Why was Natun Bouthan keeping herself aloof from the rest of the household so blatantly these days? And why was she so lonely and miserable so much of the time? It was true that she didn’t have children and that was a great sorrow to her. It was also true that Jyoti dada was too busy to give her more than a cursory attention. But these weren’t good enough reasons. Mejo Bouthan had gone through worse. Her husband had been away for years. And she hadn’t become a mother till the age of twenty-two. Natun
Bouthan was not even twenty. Why was she giving up hope so early?
The more Robi thought about it, the more convinced he was that these factors were not the cause of her dejection. Rather they provided an ostensible cover for it. Could she be one of those whose nature veered towards melancholia? There were a number of books on the human mind in Satyendra’s collection, and Robi was reading them with interest. Natun Bouthan seemed to display some of the classic symptoms of the depressive. When she was happy, she was deliriously happy; when sad, sunk in the depths of gloom. She had an alert mind and a keen intelligence and could speak fluently and coherently on most subjects. Biharilal Chakravarty and Akshay Choudhury thought the world of her and looked on her as the centre of their circle. They urged her to work for Bharati on a regular basis and help with the editing. But Natun Bouthan declined with a smile. She preferred to keep herself on the periphery. Why? Was it because she couldn’t trust herself to sustain anything she undertook for any length of time? Her frequent fevers and headaches, too, were pointers to her affliction. No one in the house, least of all herself, had an inkling of the truth.
Melancholic people, Robi had read, appeared to be like everyone else, but they created a reality of their own and lived in it.
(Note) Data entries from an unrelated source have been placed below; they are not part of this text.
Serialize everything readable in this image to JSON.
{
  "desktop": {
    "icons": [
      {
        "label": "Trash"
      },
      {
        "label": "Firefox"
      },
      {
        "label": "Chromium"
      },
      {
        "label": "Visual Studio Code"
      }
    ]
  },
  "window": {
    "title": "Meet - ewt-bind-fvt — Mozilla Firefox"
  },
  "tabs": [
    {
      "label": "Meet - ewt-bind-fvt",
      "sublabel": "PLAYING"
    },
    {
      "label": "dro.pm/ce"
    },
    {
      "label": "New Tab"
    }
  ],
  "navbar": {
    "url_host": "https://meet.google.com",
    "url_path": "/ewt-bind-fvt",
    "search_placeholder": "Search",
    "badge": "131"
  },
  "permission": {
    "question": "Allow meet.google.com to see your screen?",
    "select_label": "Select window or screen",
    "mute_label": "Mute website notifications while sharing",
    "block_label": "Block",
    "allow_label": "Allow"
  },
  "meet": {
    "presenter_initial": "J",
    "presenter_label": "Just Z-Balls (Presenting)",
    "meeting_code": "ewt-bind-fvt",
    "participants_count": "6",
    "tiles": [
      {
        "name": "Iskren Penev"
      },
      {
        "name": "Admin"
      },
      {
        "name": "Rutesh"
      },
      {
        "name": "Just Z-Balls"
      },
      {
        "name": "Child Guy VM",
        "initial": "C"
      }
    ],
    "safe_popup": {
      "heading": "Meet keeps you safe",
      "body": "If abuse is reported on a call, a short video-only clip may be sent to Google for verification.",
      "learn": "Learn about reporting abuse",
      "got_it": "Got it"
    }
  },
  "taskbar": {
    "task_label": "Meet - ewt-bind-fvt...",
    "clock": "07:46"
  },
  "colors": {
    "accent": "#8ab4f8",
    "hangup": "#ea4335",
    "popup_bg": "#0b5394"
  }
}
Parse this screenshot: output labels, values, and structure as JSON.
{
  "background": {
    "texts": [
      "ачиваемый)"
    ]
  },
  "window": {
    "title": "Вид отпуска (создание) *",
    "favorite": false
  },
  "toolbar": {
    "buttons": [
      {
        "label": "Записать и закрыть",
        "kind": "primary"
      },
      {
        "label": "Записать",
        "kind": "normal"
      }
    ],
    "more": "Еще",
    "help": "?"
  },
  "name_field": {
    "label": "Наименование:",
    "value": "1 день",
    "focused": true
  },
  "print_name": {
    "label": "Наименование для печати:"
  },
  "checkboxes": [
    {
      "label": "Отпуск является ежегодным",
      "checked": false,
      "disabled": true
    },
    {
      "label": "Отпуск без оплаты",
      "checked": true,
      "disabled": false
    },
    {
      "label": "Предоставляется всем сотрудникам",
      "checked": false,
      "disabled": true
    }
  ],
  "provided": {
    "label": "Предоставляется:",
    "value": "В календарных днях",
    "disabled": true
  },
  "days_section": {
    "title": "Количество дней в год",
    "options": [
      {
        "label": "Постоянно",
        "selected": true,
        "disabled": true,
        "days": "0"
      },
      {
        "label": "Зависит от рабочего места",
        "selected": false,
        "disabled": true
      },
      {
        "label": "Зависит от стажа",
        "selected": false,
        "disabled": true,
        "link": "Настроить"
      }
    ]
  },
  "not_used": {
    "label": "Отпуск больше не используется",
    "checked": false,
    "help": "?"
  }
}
They laughed and wept, loved and mourned, and expected responses they never got, for the world they inhabited in mind was disconnected from the one they occupied in body. Was Natun Bouthan a depressive? No! No! Robi’s soul rebelled at the thought and he pushed it away. It was unbearable. He turned his musings in another direction.
Natun Bouthan loved poetry and had a sensitivity and understanding of it none of his acquaintance did. She would have made a fine poet but she refused to write. ‘I… I write poetry!’ She laughed away his suggestion every time he made it. ‘A mouse may as well attempt to build a mansion.’
‘Where’s the harm in trying? Nobody is going to put you in jail if it isn’t good.’